Special counsel Robert Mueller’s prosecutors have told defense lawyers in recent weeks that they are “tying up loose ends” in their investigation, providing the clearest clues yet that the long-running probe into Russia’s interference in the 2016 election may be coming to its climax, potentially in the next few weeks, according to multiple sources close to the matter.

The new information about the state of Mueller’s investigation comes during a pivotal week when the special counsel’s prosecutors are planning to file memos about three of their most high profile defendants — former Trump national security adviser Michael Flynn, former Trump campaign chairman Paul Manafort and former Trump personal lawyer Michael Cohen.

A Flynn sentencing memo is due Tuesday, and memos about Manafort and Cohen are slated for Friday. All three documents are expected to yield significant new details on what cooperation the three of them provided to the Russia investigation.

There has been much speculation that Mueller might file his memo in Manafort’s case under seal in order to prevent public disclosure of the additional crimes his office believes Manafort committed when he allegedly lied to prosecutors and broke a plea deal after agreeing to cooperate.

But Peter Carr, spokesman for the special counsel, confirmed to Yahoo News on Monday that the Manafort memo “will be public,” although he added there could be some portions that are redacted or filed as a sealed addendum. The Manafort memo has been requested by the federal judge in his case so that prosecutors could, for the first time, spell out what matters they believe Manafort has lied to them about.

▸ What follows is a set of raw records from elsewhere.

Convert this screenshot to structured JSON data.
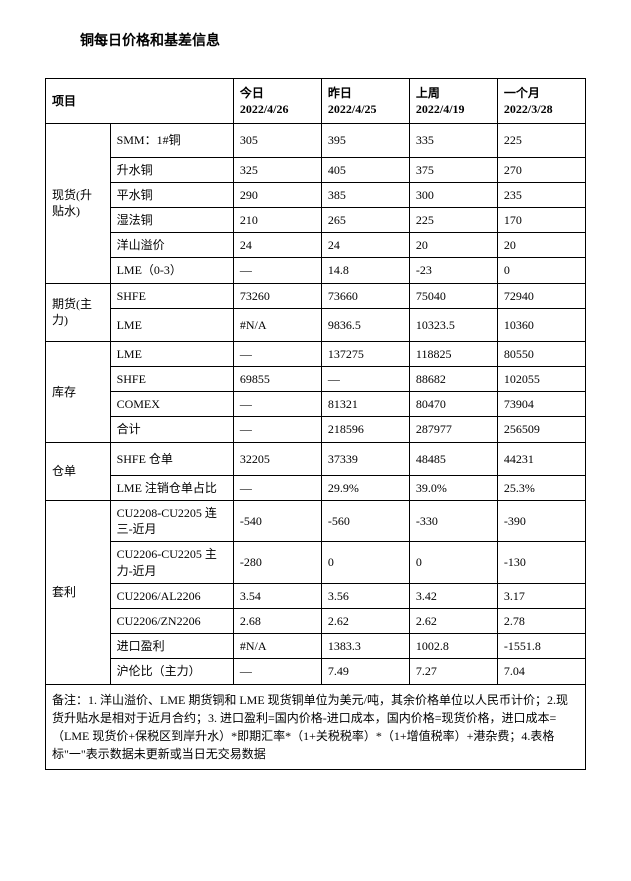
{
  "title": "铜每日价格和基差信息",
  "columns": {
    "item": "项目",
    "today_label": "今日",
    "today_date": "2022/4/26",
    "yesterday_label": "昨日",
    "yesterday_date": "2022/4/25",
    "lastweek_label": "上周",
    "lastweek_date": "2022/4/19",
    "month_label": "一个月",
    "month_date": "2022/3/28"
  },
  "groups": {
    "spot": "现货(升贴水)",
    "futures": "期货(主力)",
    "inventory": "库存",
    "warrant": "仓单",
    "arbitrage": "套利"
  },
  "spot": {
    "smm": {
      "label": "SMM：1#铜",
      "today": "305",
      "yesterday": "395",
      "lastweek": "335",
      "month": "225"
    },
    "up": {
      "label": "升水铜",
      "today": "325",
      "yesterday": "405",
      "lastweek": "375",
      "month": "270"
    },
    "flat": {
      "label": "平水铜",
      "today": "290",
      "yesterday": "385",
      "lastweek": "300",
      "month": "235"
    },
    "wet": {
      "label": "湿法铜",
      "today": "210",
      "yesterday": "265",
      "lastweek": "225",
      "month": "170"
    },
    "yang": {
      "label": "洋山溢价",
      "today": "24",
      "yesterday": "24",
      "lastweek": "20",
      "month": "20"
    },
    "lme03": {
      "label": "LME（0-3）",
      "today": "—",
      "yesterday": "14.8",
      "lastweek": "-23",
      "month": "0"
    }
  },
  "futures": {
    "shfe": {
      "label": "SHFE",
      "today": "73260",
      "yesterday": "73660",
      "lastweek": "75040",
      "month": "72940"
    },
    "lme": {
      "label": "LME",
      "today": "#N/A",
      "yesterday": "9836.5",
      "lastweek": "10323.5",
      "month": "10360"
    }
  },
  "inventory": {
    "lme": {
      "label": "LME",
      "today": "—",
      "yesterday": "137275",
      "lastweek": "118825",
      "month": "80550"
    },
    "shfe": {
      "label": "SHFE",
      "today": "69855",
      "yesterday": "—",
      "lastweek": "88682",
      "month": "102055"
    },
    "comex": {
      "label": "COMEX",
      "today": "—",
      "yesterday": "81321",
      "lastweek": "80470",
      "month": "73904"
    },
    "total": {
      "label": "合计",
      "today": "—",
      "yesterday": "218596",
      "lastweek": "287977",
      "month": "256509"
    }
  },
  "warrant": {
    "shfe": {
      "label": "SHFE 仓单",
      "today": "32205",
      "yesterday": "37339",
      "lastweek": "48485",
      "month": "44231"
    },
    "lmecan": {
      "label": "LME 注销仓单占比",
      "today": "—",
      "yesterday": "29.9%",
      "lastweek": "39.0%",
      "month": "25.3%"
    }
  },
  "arbitrage": {
    "cu2208": {
      "label": "CU2208-CU2205 连三-近月",
      "today": "-540",
      "yesterday": "-560",
      "lastweek": "-330",
      "month": "-390"
    },
    "cu2206": {
      "label": "CU2206-CU2205 主力-近月",
      "today": "-280",
      "yesterday": "0",
      "lastweek": "0",
      "month": "-130"
    },
    "cual": {
      "label": "CU2206/AL2206",
      "today": "3.54",
      "yesterday": "3.56",
      "lastweek": "3.42",
      "month": "3.17"
    },
    "cuzn": {
      "label": "CU2206/ZN2206",
      "today": "2.68",
      "yesterday": "2.62",
      "lastweek": "2.62",
      "month": "2.78"
    },
    "import": {
      "label": "进口盈利",
      "today": "#N/A",
      "yesterday": "1383.3",
      "lastweek": "1002.8",
      "month": "-1551.8"
    },
    "ratio": {
      "label": "沪伦比（主力）",
      "today": "—",
      "yesterday": "7.49",
      "lastweek": "7.27",
      "month": "7.04"
    }
  },
  "footnote": "备注：1. 洋山溢价、LME 期货铜和 LME 现货铜单位为美元/吨，其余价格单位以人民币计价；2.现货升贴水是相对于近月合约；3. 进口盈利=国内价格-进口成本，国内价格=现货价格，进口成本=（LME 现货价+保税区到岸升水）*即期汇率*（1+关税税率）*（1+增值税率）+港杂费；4.表格标\"一\"表示数据未更新或当日无交易数据"
}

The fact that Mueller is planning a public filing about Manafort suggests he may no longer feel the need to withhold information about his case in order to bring additional indictments against others. That would be consistent with messages his prosecutors have given defense lawyers in recent weeks indicating that they are in the endgame of their investigation.

Again, by making these court filings public, Mueller is almost assuredly and publicly laying out his report against the Trump campaign in a way where Acting AG Matt Whitaker or Republicans in Congress can't bury it.

It doesn't mean that the prospect of more indictments are over, though.  It means that Mueller may serve them all at once and it may mean that Mueller safely has all the information he needs to unseal those indictments and start rounding up people.

Plus, the Trump Organization case in New York state continues regardless.